That magic isn't making my 2060 laptop play this, you sold me a lie once clearly and this statement is pure biscuits, nonsense I need to Download your latest hardware, , but it's not me who's the fool.
You could just buy another overpriced laptop and hope technology doesn't keep advancing. I don't know that it'll work though.
Posted on Reply
#7
Crackong
Steve Nexus already had a video on this for the "Real word performance without fake frame generation"

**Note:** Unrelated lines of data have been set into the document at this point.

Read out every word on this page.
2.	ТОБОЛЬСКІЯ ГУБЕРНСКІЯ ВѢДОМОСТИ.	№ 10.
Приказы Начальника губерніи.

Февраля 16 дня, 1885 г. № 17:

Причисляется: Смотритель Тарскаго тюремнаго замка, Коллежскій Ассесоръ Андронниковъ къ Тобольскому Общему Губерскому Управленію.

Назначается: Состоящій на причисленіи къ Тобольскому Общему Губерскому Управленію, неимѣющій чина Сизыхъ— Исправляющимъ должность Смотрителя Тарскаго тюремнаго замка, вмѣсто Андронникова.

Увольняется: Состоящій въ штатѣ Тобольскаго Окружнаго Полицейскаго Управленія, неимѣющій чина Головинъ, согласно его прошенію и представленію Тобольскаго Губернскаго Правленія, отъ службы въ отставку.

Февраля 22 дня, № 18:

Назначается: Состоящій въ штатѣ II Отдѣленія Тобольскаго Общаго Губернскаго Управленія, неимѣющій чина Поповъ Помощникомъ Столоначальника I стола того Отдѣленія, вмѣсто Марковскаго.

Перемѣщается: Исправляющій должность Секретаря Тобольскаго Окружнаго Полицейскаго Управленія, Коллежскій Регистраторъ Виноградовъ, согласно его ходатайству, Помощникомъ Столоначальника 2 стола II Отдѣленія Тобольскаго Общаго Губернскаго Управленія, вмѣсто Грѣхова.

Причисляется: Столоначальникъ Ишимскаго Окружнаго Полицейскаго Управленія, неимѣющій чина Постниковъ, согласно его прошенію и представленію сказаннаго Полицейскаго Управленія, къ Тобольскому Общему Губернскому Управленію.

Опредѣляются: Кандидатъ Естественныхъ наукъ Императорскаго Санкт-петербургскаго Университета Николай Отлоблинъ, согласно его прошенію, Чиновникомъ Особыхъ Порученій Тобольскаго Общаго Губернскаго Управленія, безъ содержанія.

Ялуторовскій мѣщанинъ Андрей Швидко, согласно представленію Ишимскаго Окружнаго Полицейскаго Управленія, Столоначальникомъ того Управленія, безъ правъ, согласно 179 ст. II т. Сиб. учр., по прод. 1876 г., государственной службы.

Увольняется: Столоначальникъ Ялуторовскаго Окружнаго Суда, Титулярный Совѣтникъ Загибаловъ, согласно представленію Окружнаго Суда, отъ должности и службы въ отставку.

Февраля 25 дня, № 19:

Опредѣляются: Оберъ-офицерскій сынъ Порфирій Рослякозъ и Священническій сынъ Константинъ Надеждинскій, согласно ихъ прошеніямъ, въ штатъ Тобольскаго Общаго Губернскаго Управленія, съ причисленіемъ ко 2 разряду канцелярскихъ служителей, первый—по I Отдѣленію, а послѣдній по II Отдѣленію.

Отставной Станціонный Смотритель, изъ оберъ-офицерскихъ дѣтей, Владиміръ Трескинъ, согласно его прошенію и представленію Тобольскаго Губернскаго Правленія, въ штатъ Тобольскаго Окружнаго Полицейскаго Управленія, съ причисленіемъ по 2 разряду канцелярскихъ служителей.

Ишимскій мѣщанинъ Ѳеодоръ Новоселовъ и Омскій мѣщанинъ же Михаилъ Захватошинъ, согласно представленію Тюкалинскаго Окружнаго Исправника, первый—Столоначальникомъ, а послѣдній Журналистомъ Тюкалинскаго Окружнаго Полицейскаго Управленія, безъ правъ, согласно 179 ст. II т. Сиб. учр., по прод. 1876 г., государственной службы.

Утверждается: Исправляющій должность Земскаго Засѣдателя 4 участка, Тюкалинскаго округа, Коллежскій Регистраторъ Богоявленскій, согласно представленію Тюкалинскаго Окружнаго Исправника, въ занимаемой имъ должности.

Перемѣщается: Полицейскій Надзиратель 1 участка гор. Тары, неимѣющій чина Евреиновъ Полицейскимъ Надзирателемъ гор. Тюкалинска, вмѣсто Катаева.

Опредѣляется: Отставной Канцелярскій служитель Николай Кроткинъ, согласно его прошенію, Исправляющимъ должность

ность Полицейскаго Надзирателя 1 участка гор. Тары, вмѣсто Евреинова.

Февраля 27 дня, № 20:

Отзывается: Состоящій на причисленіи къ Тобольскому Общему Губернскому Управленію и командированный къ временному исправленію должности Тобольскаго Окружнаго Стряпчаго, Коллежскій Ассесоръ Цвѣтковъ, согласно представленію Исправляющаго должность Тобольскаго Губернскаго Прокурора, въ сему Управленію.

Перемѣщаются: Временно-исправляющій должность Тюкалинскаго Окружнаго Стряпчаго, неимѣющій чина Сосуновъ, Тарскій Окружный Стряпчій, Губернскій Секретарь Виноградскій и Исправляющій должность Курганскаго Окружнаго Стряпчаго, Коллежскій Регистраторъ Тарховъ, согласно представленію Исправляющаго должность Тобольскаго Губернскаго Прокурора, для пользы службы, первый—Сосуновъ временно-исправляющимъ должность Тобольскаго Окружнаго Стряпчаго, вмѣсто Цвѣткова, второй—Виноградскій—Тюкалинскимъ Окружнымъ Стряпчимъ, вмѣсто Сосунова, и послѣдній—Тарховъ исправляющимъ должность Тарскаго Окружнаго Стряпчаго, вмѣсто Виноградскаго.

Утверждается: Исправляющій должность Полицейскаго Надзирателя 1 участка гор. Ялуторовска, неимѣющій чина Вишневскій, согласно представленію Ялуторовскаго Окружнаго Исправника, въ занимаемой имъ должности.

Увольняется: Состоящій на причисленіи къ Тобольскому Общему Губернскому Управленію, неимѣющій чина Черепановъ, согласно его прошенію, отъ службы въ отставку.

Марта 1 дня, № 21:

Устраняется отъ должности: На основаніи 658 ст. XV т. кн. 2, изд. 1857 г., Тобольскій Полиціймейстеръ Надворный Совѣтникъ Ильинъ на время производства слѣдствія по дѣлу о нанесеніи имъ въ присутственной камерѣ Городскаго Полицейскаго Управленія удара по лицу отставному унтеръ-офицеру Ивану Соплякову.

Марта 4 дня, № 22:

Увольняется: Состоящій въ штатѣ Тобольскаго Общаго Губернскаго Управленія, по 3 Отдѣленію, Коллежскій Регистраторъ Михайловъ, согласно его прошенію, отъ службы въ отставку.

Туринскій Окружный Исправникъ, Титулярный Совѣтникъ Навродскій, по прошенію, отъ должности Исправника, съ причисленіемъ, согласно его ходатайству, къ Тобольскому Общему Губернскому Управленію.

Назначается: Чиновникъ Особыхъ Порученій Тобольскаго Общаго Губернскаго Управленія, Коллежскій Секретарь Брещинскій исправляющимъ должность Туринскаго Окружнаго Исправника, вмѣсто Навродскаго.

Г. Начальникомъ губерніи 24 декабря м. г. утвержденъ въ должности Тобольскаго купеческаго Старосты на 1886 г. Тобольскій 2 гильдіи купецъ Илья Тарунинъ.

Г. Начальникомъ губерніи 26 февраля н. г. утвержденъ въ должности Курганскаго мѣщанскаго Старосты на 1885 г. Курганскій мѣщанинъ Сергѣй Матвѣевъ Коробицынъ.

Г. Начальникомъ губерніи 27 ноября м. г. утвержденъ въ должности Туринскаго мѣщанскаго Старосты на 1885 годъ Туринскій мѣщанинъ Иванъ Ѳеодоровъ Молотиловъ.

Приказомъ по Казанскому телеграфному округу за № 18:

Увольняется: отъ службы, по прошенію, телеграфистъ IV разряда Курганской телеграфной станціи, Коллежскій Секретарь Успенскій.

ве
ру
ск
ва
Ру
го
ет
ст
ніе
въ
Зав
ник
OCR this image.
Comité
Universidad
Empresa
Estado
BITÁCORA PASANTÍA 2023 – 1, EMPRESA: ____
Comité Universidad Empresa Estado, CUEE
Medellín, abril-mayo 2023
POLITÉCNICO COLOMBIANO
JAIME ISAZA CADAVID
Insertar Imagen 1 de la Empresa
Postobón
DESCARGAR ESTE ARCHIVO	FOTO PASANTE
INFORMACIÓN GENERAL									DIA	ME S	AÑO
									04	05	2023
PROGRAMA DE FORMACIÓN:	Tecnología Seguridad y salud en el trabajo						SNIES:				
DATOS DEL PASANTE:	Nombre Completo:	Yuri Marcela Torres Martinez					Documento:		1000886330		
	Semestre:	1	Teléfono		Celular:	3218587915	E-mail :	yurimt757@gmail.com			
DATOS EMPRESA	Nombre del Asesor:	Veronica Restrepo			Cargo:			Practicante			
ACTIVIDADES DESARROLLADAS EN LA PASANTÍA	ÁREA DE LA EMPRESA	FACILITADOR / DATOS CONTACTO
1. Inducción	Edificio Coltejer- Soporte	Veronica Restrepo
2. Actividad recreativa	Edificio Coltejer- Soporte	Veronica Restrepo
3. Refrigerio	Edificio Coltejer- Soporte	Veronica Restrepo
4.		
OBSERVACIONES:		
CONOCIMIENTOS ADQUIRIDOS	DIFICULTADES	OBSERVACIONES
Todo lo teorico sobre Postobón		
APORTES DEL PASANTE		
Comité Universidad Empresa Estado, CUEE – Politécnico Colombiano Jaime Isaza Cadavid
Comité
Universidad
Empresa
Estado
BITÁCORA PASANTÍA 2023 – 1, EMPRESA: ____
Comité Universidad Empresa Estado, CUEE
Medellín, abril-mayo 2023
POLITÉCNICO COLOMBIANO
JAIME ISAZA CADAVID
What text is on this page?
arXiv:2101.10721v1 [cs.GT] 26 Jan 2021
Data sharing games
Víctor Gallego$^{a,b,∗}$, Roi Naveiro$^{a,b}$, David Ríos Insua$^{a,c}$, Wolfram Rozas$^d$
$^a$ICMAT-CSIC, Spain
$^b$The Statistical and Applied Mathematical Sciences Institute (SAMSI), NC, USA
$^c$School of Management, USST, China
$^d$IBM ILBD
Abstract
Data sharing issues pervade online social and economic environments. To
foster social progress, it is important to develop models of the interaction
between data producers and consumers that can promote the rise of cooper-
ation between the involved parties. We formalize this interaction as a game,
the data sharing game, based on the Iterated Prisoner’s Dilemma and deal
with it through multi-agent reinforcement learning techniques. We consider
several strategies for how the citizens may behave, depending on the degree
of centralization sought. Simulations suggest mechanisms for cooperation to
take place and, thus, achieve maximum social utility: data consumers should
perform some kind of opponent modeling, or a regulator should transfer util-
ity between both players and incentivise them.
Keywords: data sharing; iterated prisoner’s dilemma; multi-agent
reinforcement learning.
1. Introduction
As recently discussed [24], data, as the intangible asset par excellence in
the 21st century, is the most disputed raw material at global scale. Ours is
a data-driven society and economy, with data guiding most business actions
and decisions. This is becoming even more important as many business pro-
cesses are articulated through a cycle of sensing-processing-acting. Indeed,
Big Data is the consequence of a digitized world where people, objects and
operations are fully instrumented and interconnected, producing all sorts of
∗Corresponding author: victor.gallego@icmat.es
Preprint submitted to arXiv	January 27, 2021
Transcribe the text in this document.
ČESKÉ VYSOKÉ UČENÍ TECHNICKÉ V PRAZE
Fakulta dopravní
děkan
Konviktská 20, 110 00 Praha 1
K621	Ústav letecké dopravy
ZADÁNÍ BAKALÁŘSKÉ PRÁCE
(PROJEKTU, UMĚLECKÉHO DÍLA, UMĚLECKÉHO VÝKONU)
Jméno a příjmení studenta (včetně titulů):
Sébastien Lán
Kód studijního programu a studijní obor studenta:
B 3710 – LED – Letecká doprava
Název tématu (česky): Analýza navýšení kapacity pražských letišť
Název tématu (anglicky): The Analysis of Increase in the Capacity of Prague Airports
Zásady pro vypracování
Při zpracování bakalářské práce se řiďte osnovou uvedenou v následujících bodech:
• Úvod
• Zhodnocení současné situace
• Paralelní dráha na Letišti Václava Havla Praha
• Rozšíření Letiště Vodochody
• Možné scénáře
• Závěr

It is pretty brutal for the tiniest bit of unnoticeable visual improvement .

Posted on Reply
#8
tpa-pr
So i've recently started playing CP2077 (and love it by the way, what an amazing game) and decided to turn on ray tracing as an experiment. I was hoping that the implementation in this game would be the one that convinces me of why ray tracing is "good" (since my only other experience was with Elden Ring and that certainly didn't). Unfortunately it didn't impress me enough to sacrifice the native rendering in favour of upscaling required to get a decent framerate. It could be my age and gaming experience but the pre-baked lighting, reflections and shadows already looks incredible to me.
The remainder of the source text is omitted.